In de brief van 15 december informeert de Minister de Kamer over de Very High Readiness Joint Task Force en de geleerde lessen. Dat is interessant omdat het inzicht geeft in de complexiteit van internationale samenwerking. We hebben daar destijds ook al naar gevraagd en we krijgen hier de eerste geleerde lessen. Het lijkt zo makkelijk maar dat is het niet. De Minister meldt dat er grotere voorraden aangehouden moeten worden van materieel en dat procedures voor grensoverschrijdend transport moeten worden aangepast. Verder noemt zij de verwerving van communicatiesystemen waar alle bondgenoten mee moeten kunnen werken en de coördinatie van strategisch transport naar het inzetgebied. Daarnaast wordt gewezen op het communicatieve signaal dat met een verplaatsing van de VJTF wordt afgegeven. Dat was voor mij een nieuw inzicht, want alleen het activeren ervan is een zwaar politiek signaal. Tevens worden genoemd de extra kosten voor oefeningen en voorraden. De kosten van inzet zullen hoger zijn dan de testbedkosten van een compagnie. De VVD-fractie maakt zich zorgen over de geconstateerde verdringingseffecten die de Minister meldt. Het kan toch niet zo zijn dat moeizaam voortgang gerealiseerd wordt bij de VJTF maar we teruggang in geoefendheid gaan zien bij andere eenheden? Niet alleen aan de VJTF maar ook aan andere snellereactiegroepen levert Nederland eenheden, zoals mariniers, mijnenjagers, helikopters en een hoofdkwartier. Van 2018 tot 2020 zien we daar een behoorlijke inzet. Het is mooi dat Nederland zo'n voortrekkersrol op zich neemt, maar mijn vraag is wel of de Minister kan aangeven wat de inbreng van andere landen is. Is er balans, evenwicht in wat de diverse bondgenoten op dit punt doen?
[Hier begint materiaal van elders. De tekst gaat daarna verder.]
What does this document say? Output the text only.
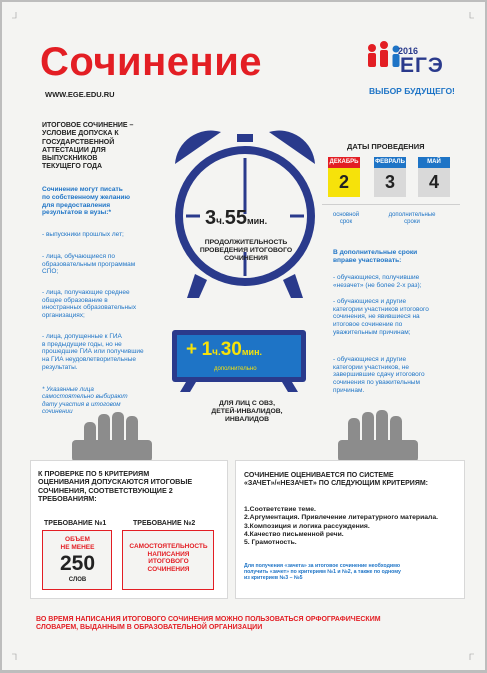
Сочинение
WWW.EGE.EDU.RU
2016
ЕГЭ
ВЫБОР БУДУЩЕГО!
ИТОГОВОЕ СОЧИНЕНИЕ –
УСЛОВИЕ ДОПУСКА К
ГОСУДАРСТВЕННОЙ
АТТЕСТАЦИИ ДЛЯ
ВЫПУСКНИКОВ
ТЕКУЩЕГО ГОДА
Сочинение могут писать
по собственному желанию
для предоставления
результатов в вузы:*
- выпускники прошлых лет;
- лица, обучающиеся по
образовательным программам
СПО;
- лица, получающие среднее
общее образование в
иностранных образовательных
организациях;
- лица, допущенные к ГИА
в предыдущие годы, но не
прошедшие ГИА или получившие
на ГИА неудовлетворительные
результаты.
* Указанные лица
самостоятельно выбирают
дату участия в итоговом
сочинении
3ч.55мин.
ПРОДОЛЖИТЕЛЬНОСТЬ
ПРОВЕДЕНИЯ ИТОГОВОГО
СОЧИНЕНИЯ
+ 1ч.30мин.
дополнительно
ДЛЯ ЛИЦ С ОВЗ,
ДЕТЕЙ-ИНВАЛИДОВ,
ИНВАЛИДОВ
ДАТЫ ПРОВЕДЕНИЯ
ДЕКАБРЬ
2
ФЕВРАЛЬ
3
МАЙ
4
основной
срок
дополнительные
сроки
В дополнительные сроки
вправе участвовать:
- обучающиеся, получившие
«незачет» (не более 2-х раз);
- обучающиеся и другие
категории участников итогового
сочинения, не явившиеся на
итоговое сочинение по
уважительным причинам;
- обучающиеся и другие
категории участников, не
завершившие сдачу итогового
сочинения по уважительным
причинам.
К ПРОВЕРКЕ ПО 5 КРИТЕРИЯМ
ОЦЕНИВАНИЯ ДОПУСКАЮТСЯ ИТОГОВЫЕ
СОЧИНЕНИЯ, СООТВЕТСТВУЮЩИЕ 2
ТРЕБОВАНИЯМ:
ТРЕБОВАНИЕ №1	ТРЕБОВАНИЕ №2
ОБЪЕМ
НЕ МЕНЕЕ
250
СЛОВ
САМОСТОЯТЕЛЬНОСТЬ
НАПИСАНИЯ
ИТОГОВОГО
СОЧИНЕНИЯ
СОЧИНЕНИЕ ОЦЕНИВАЕТСЯ ПО СИСТЕМЕ
«ЗАЧЕТ»/«НЕЗАЧЕТ» ПО СЛЕДУЮЩИМ КРИТЕРИЯМ:
1.Соответствие теме.
2.Аргументация. Привлечение литературного материала.
3.Композиция и логика рассуждения.
4.Качество письменной речи.
5. Грамотность.
Для получения «зачета» за итоговое сочинение необходимо
получить «зачет» по критериям №1 и №2, а также по одному
из критериев №3 – №5
ВО ВРЕМЯ НАПИСАНИЯ ИТОГОВОГО СОЧИНЕНИЯ МОЖНО ПОЛЬЗОВАТЬСЯ ОРФОГРАФИЧЕСКИМ
СЛОВАРЕМ, ВЫДАННЫМ В ОБРАЗОВАТЕЛЬНОЙ ОРГАНИЗАЦИИ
In de brief schrijft de Minister dat het mogelijk is dat een bijdrage aan de VJTF door prioritering moet worden geaccommodeerd in de Defensiebegroting, zeker als Nederland grote eenheden levert. Ik zou wel willen weten of hiervoor al plannen zijn gemaakt als het zover komt. Waar ziet de Minister ruimte om de komende jaren geld vrij te maken voor een dergelijke inzet en waar moet die financiering vandaan komen? Refererend aan de zinsnede dat er een communicatief signaal uitgaat van de uitrol, het deployment van de VJTF, is er eigenlijk sprake van daadwerkelijke inzet. Moet die inzet dan niet uit andere middelen komen dan uit de Defensiebegroting zelf, die uiteindelijk primair bedoeld is voor het in stand houden van Defensie?

Mevrouw Eijsink (PvdA):

Voorzitter. De aanslagen in Parijs en de discussie over artikel 42, lid 7 van het Verdrag van Lissabon waar het gaat over de wederzijdse bijstandsclausule die geactiveerd is, hebben ons meer dan ooit doordrongen van wat samenwerking en wederzijdse solidariteit betekenen. In deze tijd waarin dergelijke aanslagen gepleegd worden, realiseren we ons heel erg goed dat we elkaar nodig hebben. De afgelopen jaren hebben we natuurlijk veel gesproken over de Europese defensiesamenwerking en die komt meer tot leven na de terroristische aanslagen in Parijs maar ook elders. De afgelopen week hebben we bij de NAVO Parlementaire Assemblee in de Verenigde Staten veel gesproken over budgetten die hiervoor nodig zijn. Solidariteit is niet voor niets en helaas moet de vrede af en toe bevochten worden. Dat brengt mij meteen bij een belangrijk seminar dat 20 en 21 januari jongstleden plaatsvond en dat ging over het versterken van onze defensiesamenwerking. Dat seminar was georganiseerd door Instituut Clingendael samen met het Ministerie van Defensie. Het was een goed seminar met ook een aantal uitkomsten die ik meteen wil relateren aan de nu voorliggende agenda. De Hoge Vertegenwoordiger, mevrouw Mogherini, is bezig met de global strategy. Kortom, wat gaan we doen aan vrede, veiligheid en buitenlandstrategie? De samenwerking komt nu van de grond maar hoe nu verder? Kijkend naar de agenda van de komende Defensieraad kom ik eigenlijk uit bij het zogenaamde witboek. We hebben straks een global strategy, waarover terecht heel veel overleg is. Het betreft hier een strategie die straks door 28 lidstaten ondersteund moet worden en dat is niet niets. Wat dat betreft wacht mevrouw Mogherini dus nog een «hell of a job». Overigens zal ze op vrijdag 8 april in de Ridderzaal te Den Haag spreken over dit onderwerp en daarbij zullen we haar hierover ook bevragen. Als mevrouw Mogherini eind juni, ik meen 23 juni, die global strategy zal gaan presenteren, is het tevens van belang dat meteen de volgende stap gezet moet kunnen worden. Betekent dit een witboekachtige uitkomst? Wat is het traject dat Nederland ingaat en wat betekent dit voor het omzetten van een en ander in actie?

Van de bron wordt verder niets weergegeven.